Contrôles et sanctions : quels enseignements tirer de l’activité de la CNIL ?

Le 15 avril dernier, la CNIL a présenté son rapport d’activité 2018, soit le bilan qu’elle tire de son activité au cours de l’année 2018 marquée par l’application du Règlement général sur la protection des données et la nouvelle loi Informatique et Libertés.

Le bilan de la CNIL et les décisions qu’elle a prises en 2018 sont autant d’expériences dont nous pouvons tirer des leçons pour prévenir les risques encourus lorsqu’on traite des données à caractère personnel.

Enseignement n°1

Près d’un contrôle sur quatre est provoqué par une plainte ou un signalement.
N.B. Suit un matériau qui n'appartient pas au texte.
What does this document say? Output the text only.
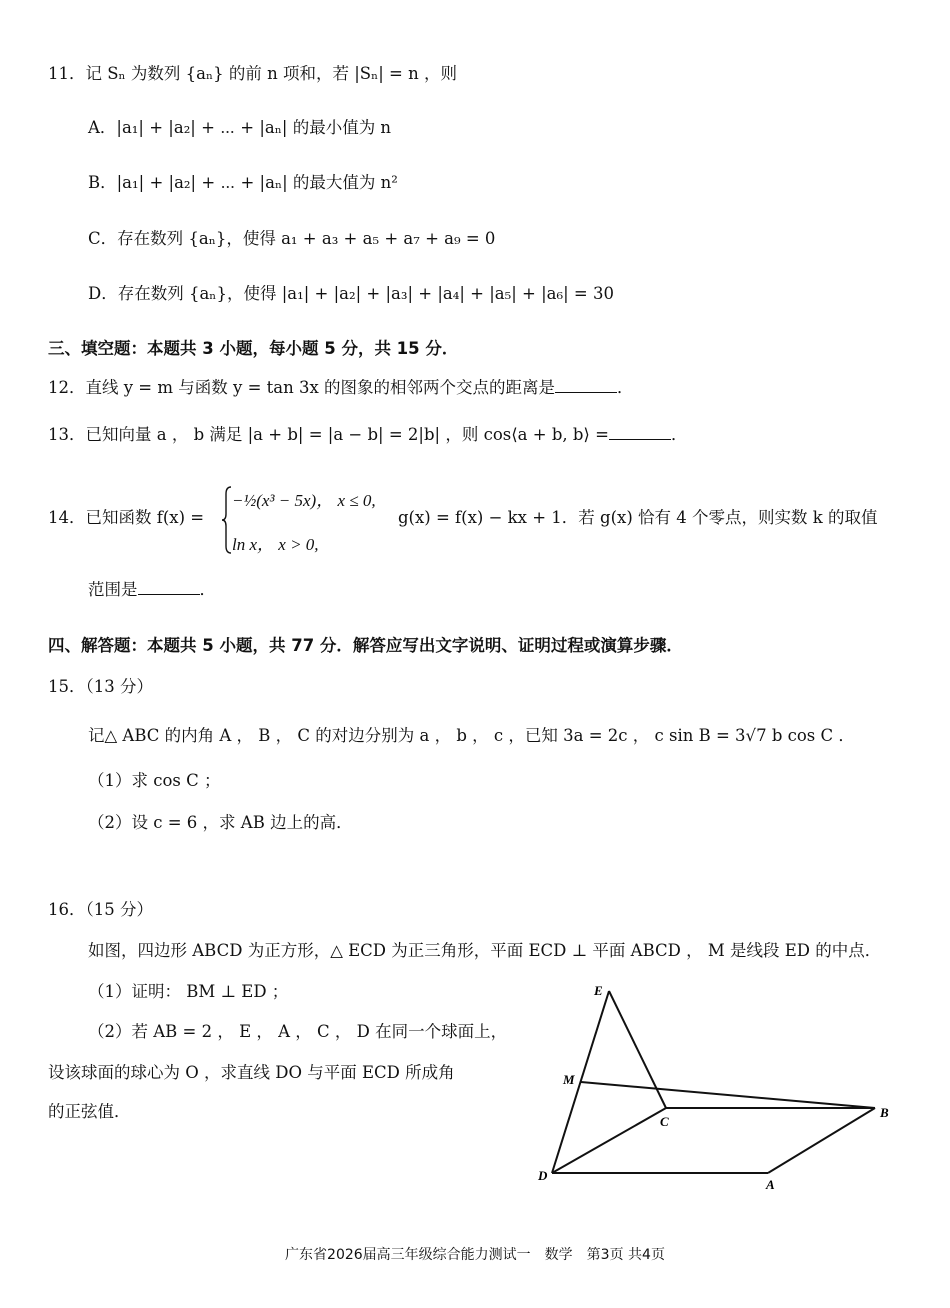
11．记 Sₙ 为数列 {aₙ} 的前 n 项和，若 |Sₙ| = n ，则
A．|a₁| + |a₂| + ⋯ + |aₙ| 的最小值为 n
B．|a₁| + |a₂| + ⋯ + |aₙ| 的最大值为 n²
C．存在数列 {aₙ}，使得 a₁ + a₃ + a₅ + a₇ + a₉ = 0
D．存在数列 {aₙ}，使得 |a₁| + |a₂| + |a₃| + |a₄| + |a₅| + |a₆| = 30
三、填空题：本题共 3 小题，每小题 5 分，共 15 分．
12．直线 y = m 与函数 y = tan 3x 的图象的相邻两个交点的距离是	．
13．已知向量 a ， b 满足 |a + b| = |a − b| = 2|b| ，则 cos⟨a + b, b⟩ =	．
14．已知函数 f(x) =
−½(x³ − 5x)， x ≤ 0,
ln x， x > 0,
g(x) = f(x) − kx + 1．若 g(x) 恰有 4 个零点，则实数 k 的取值
范围是	．
四、解答题：本题共 5 小题，共 77 分．解答应写出文字说明、证明过程或演算步骤．
15．（13 分）
记△ ABC 的内角 A ， B ， C 的对边分别为 a ， b ， c ，已知 3a = 2c ， c sin B = 3√7 b cos C ．
（1）求 cos C ；
（2）设 c = 6 ，求 AB 边上的高．
16．（15 分）
如图，四边形 ABCD 为正方形，△ ECD 为正三角形，平面 ECD ⊥ 平面 ABCD ， M 是线段 ED 的中点．
（1）证明： BM ⊥ ED ；
（2）若 AB = 2 ， E ， A ， C ， D 在同一个球面上，
设该球面的球心为 O ，求直线 DO 与平面 ECD 所成角
的正弦值．
E
M
C
B
D
A
广东省2026届高三年级综合能力测试一　数学　第3页 共4页
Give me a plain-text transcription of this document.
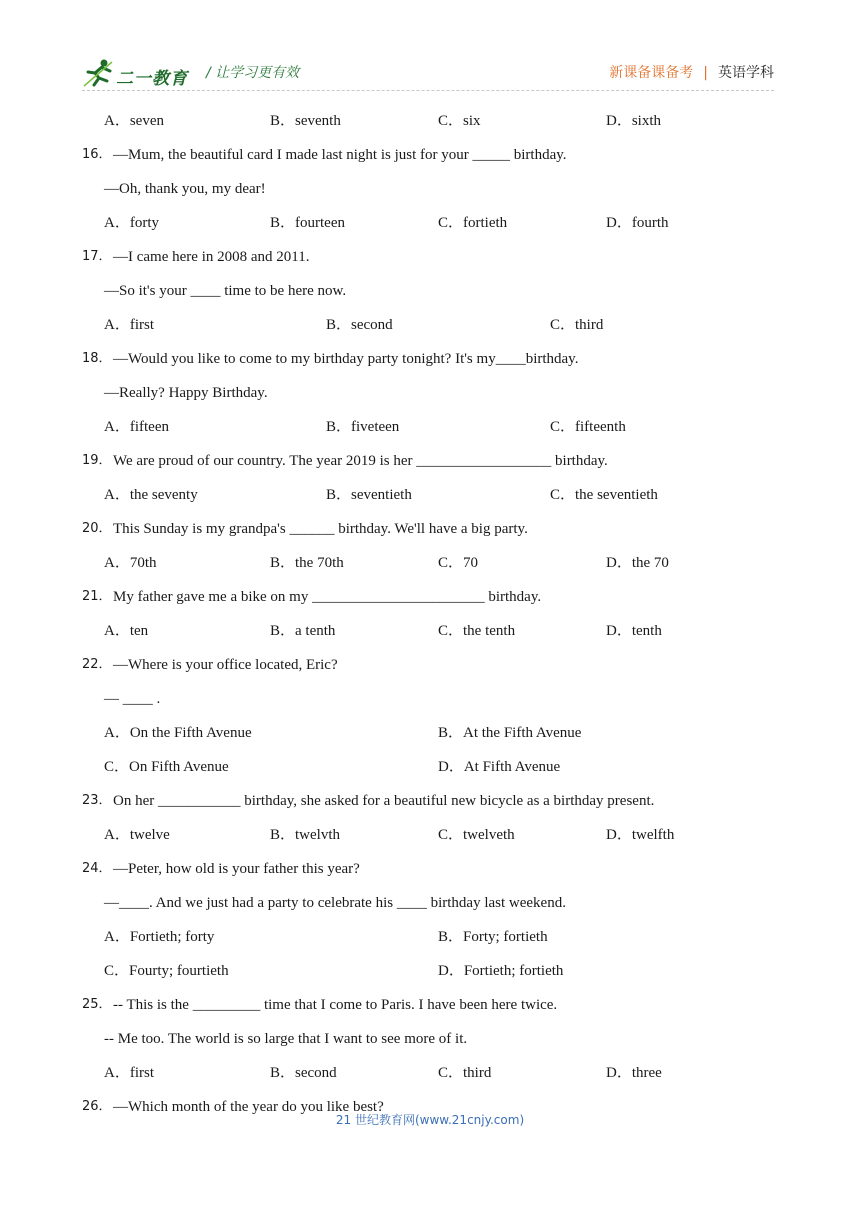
二一教育 / 让学习更有效	新课备课备考 | 英语学科
A．seven	B．seventh	C．six	D．sixth
16． —Mum, the beautiful card I made last night is just for your _____ birthday.
—Oh, thank you, my dear!
A．forty	B．fourteen	C．fortieth	D．fourth
17． —I came here in 2008 and 2011.
—So it's your ____ time to be here now.
A．first	B．second	C．third
18． —Would you like to come to my birthday party tonight? It's my____birthday.
—Really? Happy Birthday.
A．fifteen	B．fiveteen	C．fifteenth
19． We are proud of our country. The year 2019 is her __________________ birthday.
A．the seventy	B．seventieth	C．the seventieth
20． This Sunday is my grandpa's ______ birthday. We'll have a big party.
A．70th	B．the 70th	C．70	D．the 70
21． My father gave me a bike on my _______________________ birthday.
A．ten	B．a tenth	C．the tenth	D．tenth
22． —Where is your office located, Eric?
— ____ .
A．On the Fifth Avenue	B．At the Fifth Avenue
C．On Fifth Avenue	D．At Fifth Avenue
23． On her ___________ birthday, she asked for a beautiful new bicycle as a birthday present.
A．twelve	B．twelvth	C．twelveth	D．twelfth
24． —Peter, how old is your father this year?
—____. And we just had a party to celebrate his ____ birthday last weekend.
A．Fortieth; forty	B．Forty; fortieth
C．Fourty; fourtieth	D．Fortieth; fortieth
25． -- This is the _________ time that I come to Paris. I have been here twice.
-- Me too. The world is so large that I want to see more of it.
A．first	B．second	C．third	D．three
26． —Which month of the year do you like best?
21 世纪教育网(www.21cnjy.com)
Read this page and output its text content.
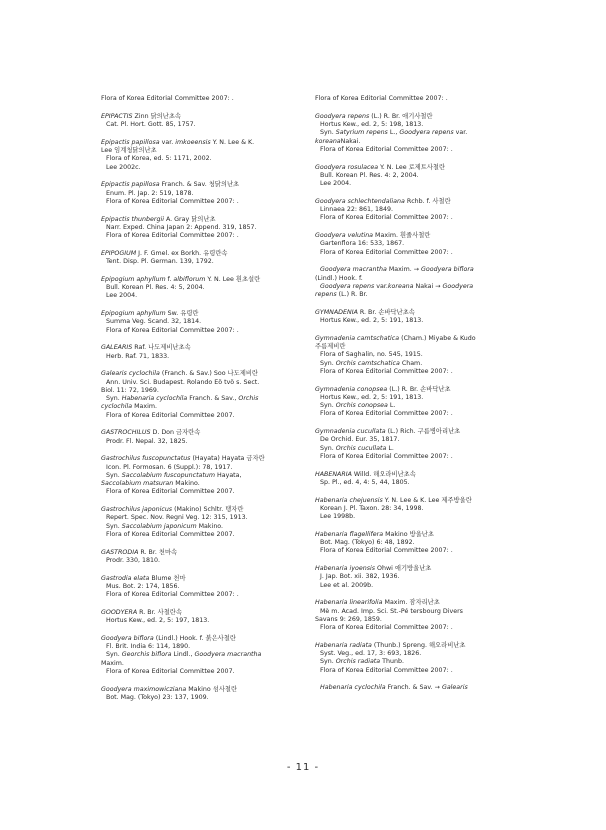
Flora of Korea Editorial Committee 2007: .
EPIPACTIS Zinn 닭의난초속
Cat. Pl. Hort. Gott. 85, 1757.
Epipactis papillosa var. imkoeensis Y. N. Lee & K.
Lee 임계청닭의난초
Flora of Korea, ed. 5: 1171, 2002.
Lee 2002c.
Epipactis papillosa Franch. & Sav. 청닭의난초
Enum. Pl. Jap. 2: 519, 1878.
Flora of Korea Editorial Committee 2007: .
Epipactis thunbergii A. Gray 닭의난초
Narr. Exped. China Japan 2: Append. 319, 1857.
Flora of Korea Editorial Committee 2007: .
EPIPOGIUM J. F. Gmel. ex Borkh. 유령란속
Tent. Disp. Pl. German. 139, 1792.
Epipogium aphyllum f. albiflorum Y. N. Lee 흰초설란
Bull. Korean Pl. Res. 4: 5, 2004.
Lee 2004.
Epipogium aphyllum Sw. 유령란
Summa Veg. Scand. 32, 1814.
Flora of Korea Editorial Committee 2007: .
GALEARIS Raf. 나도제비난초속
Herb. Raf. 71, 1833.
Galearis cyclochila (Franch. & Sav.) Soo 나도제비란
Ann. Univ. Sci. Budapest. Rolando Eö tvö s. Sect.
Biol. 11: 72, 1969.
Syn. Habenaria cyclochila Franch. & Sav., Orchis
cyclochila Maxim.
Flora of Korea Editorial Committee 2007.
GASTROCHILUS D. Don 금자란속
Prodr. Fl. Nepal. 32, 1825.
Gastrochilus fuscopunctatus (Hayata) Hayata 금자란
Icon. Pl. Formosan. 6 (Suppl.): 78, 1917.
Syn. Saccolabium fuscopunctatum Hayata,
Saccolabium matsuran Makino.
Flora of Korea Editorial Committee 2007.
Gastrochilus japonicus (Makino) Schltr. 탱자란
Repert. Spec. Nov. Regni Veg. 12: 315, 1913.
Syn. Saccolabium japonicum Makino.
Flora of Korea Editorial Committee 2007.
GASTRODIA R. Br. 천마속
Prodr. 330, 1810.
Gastrodia elata Blume 천마
Mus. Bot. 2: 174, 1856.
Flora of Korea Editorial Committee 2007: .
GOODYERA R. Br. 사철란속
Hortus Kew., ed. 2, 5: 197, 1813.
Goodyera biflora (Lindl.) Hook. f. 붉은사철란
Fl. Brit. India 6: 114, 1890.
Syn. Georchis biflora Lindl., Goodyera macrantha
Maxim.
Flora of Korea Editorial Committee 2007.
Goodyera maximowicziana Makino 섬사철란
Bot. Mag. (Tokyo) 23: 137, 1909.
Flora of Korea Editorial Committee 2007: .
Goodyera repens (L.) R. Br. 애기사철란
Hortus Kew., ed. 2, 5: 198, 1813.
Syn. Satyrium repens L., Goodyera repens var.
koreanaNakai.
Flora of Korea Editorial Committee 2007: .
Goodyera rosulacea Y. N. Lee 로제트사철란
Bull. Korean Pl. Res. 4: 2, 2004.
Lee 2004.
Goodyera schlechtendaliana Rchb. f. 사철란
Linnaea 22: 861, 1849.
Flora of Korea Editorial Committee 2007: .
Goodyera velutina Maxim. 흰줄사철란
Gartenflora 16: 533, 1867.
Flora of Korea Editorial Committee 2007: .
Goodyera macrantha Maxim. → Goodyera biflora
(Lindl.) Hook. f.
Goodyera repens var.koreana Nakai → Goodyera
repens (L.) R. Br.
GYMNADENIA R. Br. 손바닥난초속
Hortus Kew., ed. 2, 5: 191, 1813.
Gymnadenia camtschatica (Cham.) Miyabe & Kudo
주름제비란
Flora of Saghalin, no. 545, 1915.
Syn. Orchis camtschatica Cham.
Flora of Korea Editorial Committee 2007: .
Gymnadenia conopsea (L.) R. Br. 손바닥난초
Hortus Kew., ed. 2, 5: 191, 1813.
Syn. Orchis conopsea L.
Flora of Korea Editorial Committee 2007: .
Gymnadenia cucullata (L.) Rich. 구름병아리난초
De Orchid. Eur. 35, 1817.
Syn. Orchis cucullata L.
Flora of Korea Editorial Committee 2007: .
HABENARIA Willd. 해오라비난초속
Sp. Pl., ed. 4, 4: 5, 44, 1805.
Habenaria chejuensis Y. N. Lee & K. Lee 제주방울란
Korean J. Pl. Taxon. 28: 34, 1998.
Lee 1998b.
Habenaria flagellifera Makino 방울난초
Bot. Mag. (Tokyo) 6: 48, 1892.
Flora of Korea Editorial Committee 2007: .
Habenaria iyoensis Ohwi 애기방울난초
J. Jap. Bot. xii. 382, 1936.
Lee et al. 2009b.
Habenaria linearifolia Maxim. 잠자리난초
Mè m. Acad. Imp. Sci. St.-Pé tersbourg Divers
Savans 9: 269, 1859.
Flora of Korea Editorial Committee 2007: .
Habenaria radiata (Thunb.) Spreng. 해오라비난초
Syst. Veg., ed. 17, 3: 693, 1826.
Syn. Orchis radiata Thunb.
Flora of Korea Editorial Committee 2007: .
Habenaria cyclochila Franch. & Sav. → Galearis
- 11 -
La CNIL a reçu un nombre record de 11 077 plaintes en 2018 (Elle explique cette hausse de 32% en un an par l’effet médiatique du RGPD et une plus grande sensibilité des citoyens aux questions de protection des données), dont 73% portaient sur le non-respect de l’exercice d’un droit.

Le responsable de traitement a en effet une obligation d’information et de transparence à l’égard des personnes dont il traite les données, et celle de répondre dans les meilleurs délais aux demandes de ces personnes (de consultation, de rectification ou de suppression de leurs données).

Concrètement, à chaque fois qu’il collecte des données personnelles, le responsable de traitement doit mentionner dans le support utilisé (formulaire, questionnaire, contrat, etc.) un certain nombre d’informations sur le traitement de données et donner les moyens d’exercer effectivement les droits d’accès, de rectification, d’opposition, d’effacement, à la portabilité et à la limitation du traitement. Le plus souvent il s’agira de prévoir un formulaire de contact spécifique, un numéro de téléphone ou une adresse de messagerie dédiée ou la possibilité d’exercer les droits à partir d’un compte. Bien sûr, il faut mettre en place un processus interne permettant de garantir l’identification et le traitement des demandes dans des délais courts.

Si l’on ajoute à ces chiffres la décision prise par la CNIL d’inscrire le respect des droits des personnes dans sa stratégie de contrôle pour 2019 (le programme annuel, qui a représenté 16% des contrôles en 2018, consiste pour la CNIL à définir chaque année 3 axes sur lesquels elle décide de concentrer son action de contrôle), et sa volonté de faire de la demande d’exercice des droits un préalable à sa saisine, on ne peut que conseiller à tous les responsables de traitement de bien s’assurer qu’ils informent les personnes dont ils collectent les données et répondent aux demandes qu’ils reçoivent.

Enseignement n°2

La CNIL peut réaliser des contrôles sur place, des contrôles en ligne, des contrôles sur pièces (qui consistent à demander la communication de tout renseignement ou document utile) et des auditions (qui s’effectuent dans les locaux de la CNIL, après convocation du responsable du traitement).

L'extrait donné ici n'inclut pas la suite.